Galeone et al. (2007) Onion and garlic intake and the odds of benign prostatic hyperplasia. Urology 70: 672–676
The role of diet in the development of benign prostatic hyperplasia (BPH) has not been extensively researched, although evidence suggests that BPH incidence is inversely associated with fruit and vegetable intake. In addition, vegetables from the Allium genus have shown beneficial effects in various disorders affecting the prostate. Galeone and colleagues performed a multicenter, case–control study to evaluate the risk of BPH associated with onion and garlic intake during the 2 years before diagnosis or hospital admission.
The study included 1,369 patients with clinically detected BPH (median age 66 years, disease diagnosis <1 year before enrolment) admitted to major teaching and general hospitals in four regions of Italy.
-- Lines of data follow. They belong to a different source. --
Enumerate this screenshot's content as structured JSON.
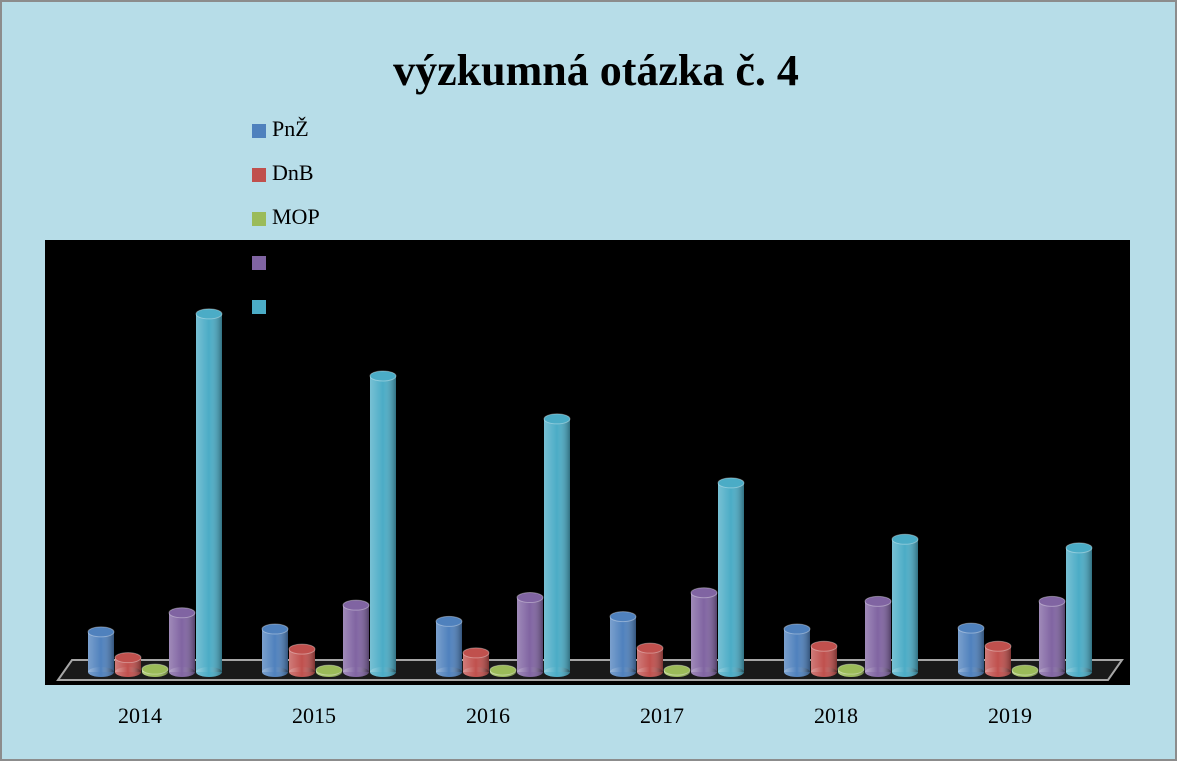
{
  "chart_data": {
    "type": "bar3d",
    "title": "výzkumná otázka č. 4",
    "categories": [
      "2014",
      "2015",
      "2016",
      "2017",
      "2018",
      "2019"
    ],
    "ylim": [
      0,
      400
    ],
    "series": [
      {
        "name": "PnŽ",
        "color": "#4f81bd",
        "values": [
          42,
          45,
          53,
          58,
          45,
          46
        ]
      },
      {
        "name": "DnB",
        "color": "#c0504d",
        "values": [
          15,
          24,
          20,
          25,
          27,
          27
        ]
      },
      {
        "name": "MOP",
        "color": "#9bbb59",
        "values": [
          3,
          2,
          2,
          2,
          3,
          2
        ]
      },
      {
        "color": "#8064a2",
        "values": [
          62,
          70,
          78,
          83,
          74,
          74
        ]
      },
      {
        "color": "#4bacc6",
        "values": [
          375,
          310,
          265,
          198,
          139,
          130
        ]
      }
    ]
  }
}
The control group consisted of 1,451 individuals (median age 63 years) in the same hospitals, who were admitted with non-neoplastic illnesses unrelated to diet modification. All participants completed a detailed questionnaire, which included sections about sociodemographic factors, medical history and family history of cancer. Onion consumption was categorized as none, infrequent (<4 80 g portions/week) or regular (≥4 80 g portions/week); garlic consumption was represented by a qualitative score (1 = none or low frequency, 2 = intermediate frequency, 3 = high frequency).
On multivariate analysis, the odds ratios for BPH in the highest-consuming categories for onion and garlic intake were 0.41 (95% CI 0.24–0.72) and 0.72 (95% CI 0.57–0.91), respectively. Frequent consumption of both onions and garlic yielded an odds ratio of 0.65 (95% CI 0.49–0.86).
The authors conclude that increased intake of Allium vegetables seems to be associated with a decreased risk of developing BPH.